Os Estados Unidos reiteraram o chamado aos seus cidadãos para deixarem o Oriente Médio, à medida que o conflito com o Irã entra no quarto dia. A orientação atual envolve várias nações da região, citando riscos de segurança significativos.

O pedido foi feito na segunda-feira pela subsecretária de Estado para assuntos consulares, Mora Namdar. A recomendação abrange Bahrain, Egito, Irã, Iraque, Israel, Jordânia, Kuwait, Líbano, Omã, Qatar, Arábia Saudita, Síria, Emirados Árabes e Iêmen. A orientação é clara: depart now.

Quase toda a região registra interrupções de viagens, com cancelamento de milhares de voos e restrições de espaço aéreo. Tais limitações dificultam saídas em massa de civis, incluindo turistas e estrangeiros.

Muitos cidadãos norte-americanos já estavam no local sem aviso prévio suficiente antes dos ataques iniciais de sábado. A Embaixada dos EUA em Jerusalém pediu que funcionários considerassem deixar o país, embora sem pânico.

Após o início das operações, o Departamento de Estado emitiu alerta de segurança para americanos no mundo todo, com atenção especial ao Oriente Médio, citando prováveis indisponibilidades de mobilidade.

Em Kuwait, a Embaixada dos EUA cancelou atendimentos consulares regulares e de emergência, mantendo o prédio fechado até novo aviso. Em Riyadh, a embaixada dos EUA pediu abrigo aos cidadãos na cidade.

Os ataques aumentaram a pressão sobre infraestruturas civis e serviços, com relatos de ataques a alvos civis em várias cidades. Em resposta, várias missões americanas ordenaram abrigo ou fechamento temporário de instalações.

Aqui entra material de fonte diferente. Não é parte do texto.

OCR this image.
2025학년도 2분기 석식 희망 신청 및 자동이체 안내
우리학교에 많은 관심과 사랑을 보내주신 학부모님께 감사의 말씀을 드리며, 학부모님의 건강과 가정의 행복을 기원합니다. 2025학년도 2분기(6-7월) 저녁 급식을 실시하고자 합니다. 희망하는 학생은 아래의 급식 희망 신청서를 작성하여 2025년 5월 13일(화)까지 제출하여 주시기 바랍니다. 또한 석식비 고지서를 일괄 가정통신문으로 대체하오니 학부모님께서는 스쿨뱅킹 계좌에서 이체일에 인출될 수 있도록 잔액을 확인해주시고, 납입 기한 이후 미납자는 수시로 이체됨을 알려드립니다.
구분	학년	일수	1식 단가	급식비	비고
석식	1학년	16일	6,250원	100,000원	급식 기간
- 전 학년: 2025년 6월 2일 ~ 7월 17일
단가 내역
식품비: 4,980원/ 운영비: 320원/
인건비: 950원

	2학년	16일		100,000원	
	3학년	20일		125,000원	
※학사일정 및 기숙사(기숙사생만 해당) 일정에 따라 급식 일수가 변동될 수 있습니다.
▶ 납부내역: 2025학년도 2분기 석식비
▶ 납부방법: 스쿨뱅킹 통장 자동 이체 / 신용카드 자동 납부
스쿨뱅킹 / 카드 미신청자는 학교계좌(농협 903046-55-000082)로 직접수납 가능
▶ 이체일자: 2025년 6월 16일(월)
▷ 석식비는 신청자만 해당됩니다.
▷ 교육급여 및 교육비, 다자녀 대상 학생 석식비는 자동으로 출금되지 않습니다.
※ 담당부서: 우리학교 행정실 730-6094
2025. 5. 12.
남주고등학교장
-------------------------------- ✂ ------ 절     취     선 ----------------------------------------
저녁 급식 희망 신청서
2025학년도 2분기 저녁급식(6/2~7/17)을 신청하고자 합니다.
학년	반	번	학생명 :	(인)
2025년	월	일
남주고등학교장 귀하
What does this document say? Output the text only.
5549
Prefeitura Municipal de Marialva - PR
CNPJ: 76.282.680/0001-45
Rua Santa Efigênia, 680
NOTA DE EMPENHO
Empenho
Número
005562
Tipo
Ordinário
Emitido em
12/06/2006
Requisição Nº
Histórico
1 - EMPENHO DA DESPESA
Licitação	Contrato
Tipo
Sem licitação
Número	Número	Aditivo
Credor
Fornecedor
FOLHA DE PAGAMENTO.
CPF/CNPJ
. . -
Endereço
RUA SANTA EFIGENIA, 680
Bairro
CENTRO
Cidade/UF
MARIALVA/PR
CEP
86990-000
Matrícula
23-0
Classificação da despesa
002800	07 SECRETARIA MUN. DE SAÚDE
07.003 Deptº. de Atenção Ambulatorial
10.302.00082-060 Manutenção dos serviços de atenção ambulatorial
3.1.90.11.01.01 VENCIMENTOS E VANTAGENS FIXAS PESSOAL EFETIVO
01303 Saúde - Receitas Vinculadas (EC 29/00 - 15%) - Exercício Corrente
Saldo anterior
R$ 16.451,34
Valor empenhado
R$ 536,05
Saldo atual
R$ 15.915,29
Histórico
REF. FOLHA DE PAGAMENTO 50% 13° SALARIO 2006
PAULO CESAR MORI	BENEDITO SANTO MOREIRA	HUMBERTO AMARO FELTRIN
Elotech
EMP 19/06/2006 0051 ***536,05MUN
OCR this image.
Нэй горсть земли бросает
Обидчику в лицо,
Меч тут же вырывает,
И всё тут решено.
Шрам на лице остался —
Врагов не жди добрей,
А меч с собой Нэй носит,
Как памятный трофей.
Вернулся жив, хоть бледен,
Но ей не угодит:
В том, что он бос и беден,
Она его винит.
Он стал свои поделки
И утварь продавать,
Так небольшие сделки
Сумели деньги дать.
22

A troca de ataques envolve também aliados na região. Drones e mísseis atingem posições militares e instalações de segurança, com interrupções nos serviços locais e respostas diplomáticas em curso.

As operações, batizadas pela coalizão como Epic Fury, seguem com ações direcionadas a capacidades iranianas de ataque. Autoridades americanas afirmam que o objetivo é prejudicar alvos que representam ameaça imediata.

A comunidade internacional observa o desdobramento, com avaliações sobre impactos humanitários na região. Organizações humanitárias já alertam para deslocamentos e dificuldades de acesso a ajuda.

Em paralelo, relações com aliados europeus variam. Países elogiam ou criticam reações de governos parceiros, enquanto discussões sobre uso de bases e cooperação militar permanecem em pauta.